Last year, 88 shareholder proposals were filed under the SRP, including 56 that came to a vote, achieving an average 81.4% in support, including 50 with majority support, Mr. Bebchuk said.
At Disney, management appears likely to face a shareholder proposal from Legal & General Assurance (Pensions Management) Ltd. calling for proxy access.
The proposal calls for Disney to enable a shareholder or a group of shareholders that owns at least a total of 3% of its stock for at least three years to nominate up to 20% of the directors on company's the board.
Michael J. Reedich, special counsel in the Securities and Exchange Commission's Division of Corporation Finance, in a letter to Disney on Dec. 13 denied the company's request to exclude the proposal from its proxy statement.
“So far as I know it's on track to be in the proxy statement,” said Mr. Hitchcock.
Disney media relations did not respond to a request for comment.
Verizon faces the potential of a proposal from Legal & General calling for an independent chair of its board. Verizon, in a Dec. 28 letter, asked the SEC to exclude the proposal, according to communication provide by Mr. Hitchcock, representing Legal & General. On Jan. 11, Mr. Hitchcock, in a letter, asked the SEC to reject Verizon's request. The issue is still pending. Robert A. Varettoni, Verizon executive director media relations, said company executives “have had productive discussions” with Mr. Hitchcock but no resolution yet.

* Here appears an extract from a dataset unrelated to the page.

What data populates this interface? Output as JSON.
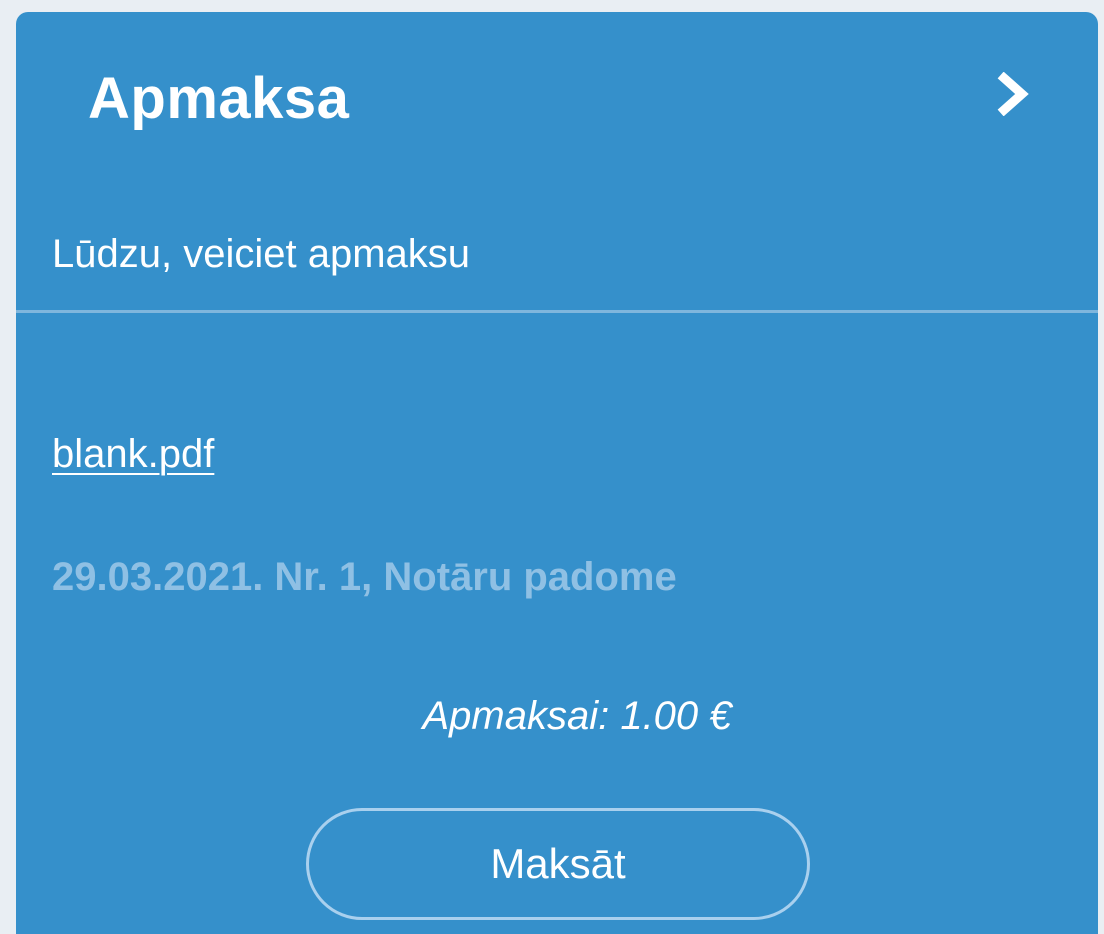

For its March 20 annual meeting, Hewlett-Packard put a management process access proposal in its proxy statement, which was filed Jan. 11. That decision came after an agreement with Amalgamated Bank's LongView Funds, which agreed to withdraw its proxy access proposal last year in exchange for the management proposal this year.
The board of Chesapeake Energy also plans to include a proxy access proposal in its proxy statement this year after a proposal filed in 2012 by New York City Comptroller John C. Liu on behalf of the five city retirement systems won a majority vote in support.

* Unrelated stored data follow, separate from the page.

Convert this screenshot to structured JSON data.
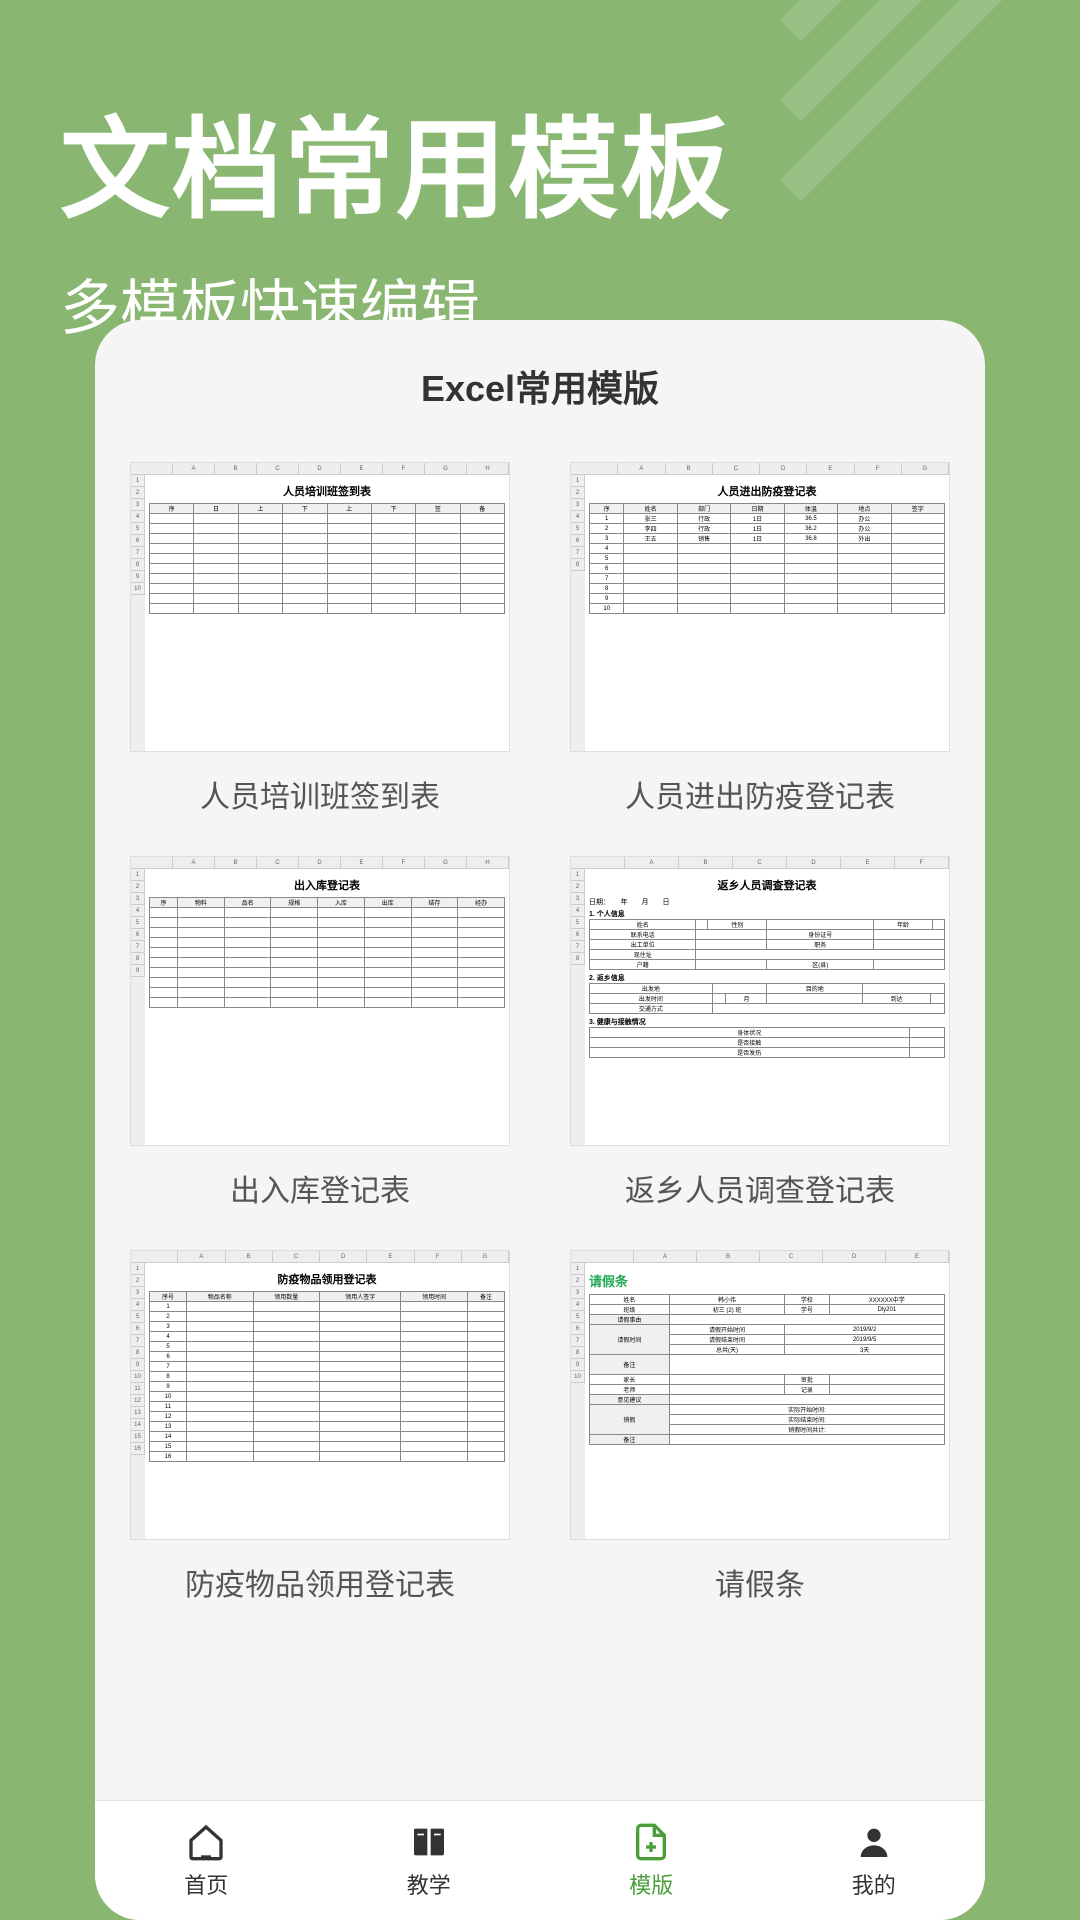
{
  "header": {
    "main_title": "文档常用模板",
    "sub_title": "多模板快速编辑"
  },
  "section_title": "Excel常用模版",
  "templates": [
    {
      "label": "人员培训班签到表",
      "doc_title": "人员培训班签到表"
    },
    {
      "label": "人员进出防疫登记表",
      "doc_title": "人员进出防疫登记表"
    },
    {
      "label": "出入库登记表",
      "doc_title": "出入库登记表"
    },
    {
      "label": "返乡人员调查登记表",
      "doc_title": "返乡人员调查登记表"
    },
    {
      "label": "防疫物品领用登记表",
      "doc_title": "防疫物品领用登记表"
    },
    {
      "label": "请假条",
      "doc_title": "请假条"
    }
  ],
  "nav": [
    {
      "label": "首页",
      "active": false
    },
    {
      "label": "教学",
      "active": false
    },
    {
      "label": "模版",
      "active": true
    },
    {
      "label": "我的",
      "active": false
    }
  ],
  "colors": {
    "background": "#89b670",
    "accent": "#4a9e3a"
  }
}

The company plans to put the proposal in its proxy statement “because this relates to the fundamental right of shareholders to elect directors,” Chesapeake Energy said in a statement Jan. 7.

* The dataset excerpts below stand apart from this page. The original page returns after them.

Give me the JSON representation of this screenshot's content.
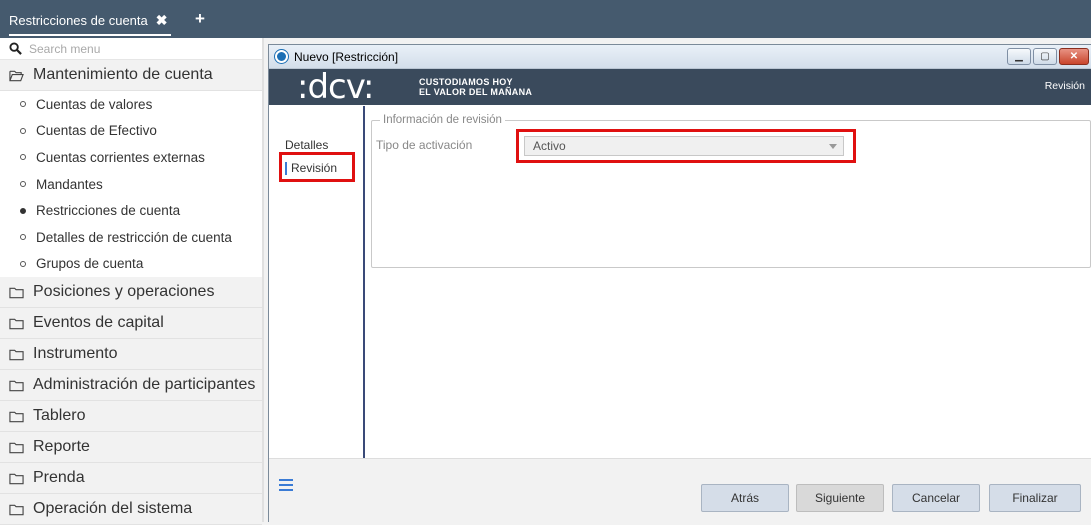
{
  "tabbar": {
    "tab_label": "Restricciones de cuenta",
    "close_glyph": "✖",
    "add_glyph": "+"
  },
  "sidebar": {
    "search_placeholder": "Search menu",
    "open_group": "Mantenimiento de cuenta",
    "subitems": [
      {
        "label": "Cuentas de valores",
        "active": false
      },
      {
        "label": "Cuentas de Efectivo",
        "active": false
      },
      {
        "label": "Cuentas corrientes externas",
        "active": false
      },
      {
        "label": "Mandantes",
        "active": false
      },
      {
        "label": "Restricciones de cuenta",
        "active": true
      },
      {
        "label": "Detalles de restricción de cuenta",
        "active": false
      },
      {
        "label": "Grupos de cuenta",
        "active": false
      }
    ],
    "groups": [
      "Posiciones y operaciones",
      "Eventos de capital",
      "Instrumento",
      "Administración de participantes",
      "Tablero",
      "Reporte",
      "Prenda",
      "Operación del sistema"
    ]
  },
  "window": {
    "title": "Nuevo [Restricción]",
    "brand_logo": ":dcv:",
    "tagline_line1": "CUSTODIAMOS HOY",
    "tagline_line2": "EL VALOR DEL MAÑANA",
    "brand_right": "Revisión",
    "steps": {
      "detalles": "Detalles",
      "revision": "Revisión"
    },
    "fieldset_legend": "Información de revisión",
    "field_label": "Tipo de activación",
    "field_value": "Activo",
    "buttons": {
      "back": "Atrás",
      "next": "Siguiente",
      "cancel": "Cancelar",
      "finish": "Finalizar"
    }
  },
  "colors": {
    "tabbar_bg": "#455a6e",
    "brandbar_bg": "#3a4a5c",
    "highlight_red": "#e01010",
    "accent_blue": "#3a7bd5"
  }
}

Despite making headway on the issue, the ISS' Mr. McGurn doesn't expect proxy access proposals to reach last year's level of 24 filed, including 12 that came to a vote, receiving on average 29% support.
A lot of large public funds “turned to other issues, such as the independent chair (and) repeal of classified board structures,” Mr. McGurn said. “We're just not seeing a significant number of proposals” on proxy access.
On independent chair proposals, Mr. McGurn said, “We are seeing a substantial number,” even though majority support has been relatively low. Last year, of the 64 filed, 56 came to a vote, receiving on average 35% support, including four that got a majority in support, according to ISS data.
“It's just an issue where there is a lot of case-by-case voting by institutional investors,” Mr. McGurn said. “If they don't see a compelling reason to force a board to adopt an independent chair structure,” they tend to be supportive of companies having a meaningful lead director in place.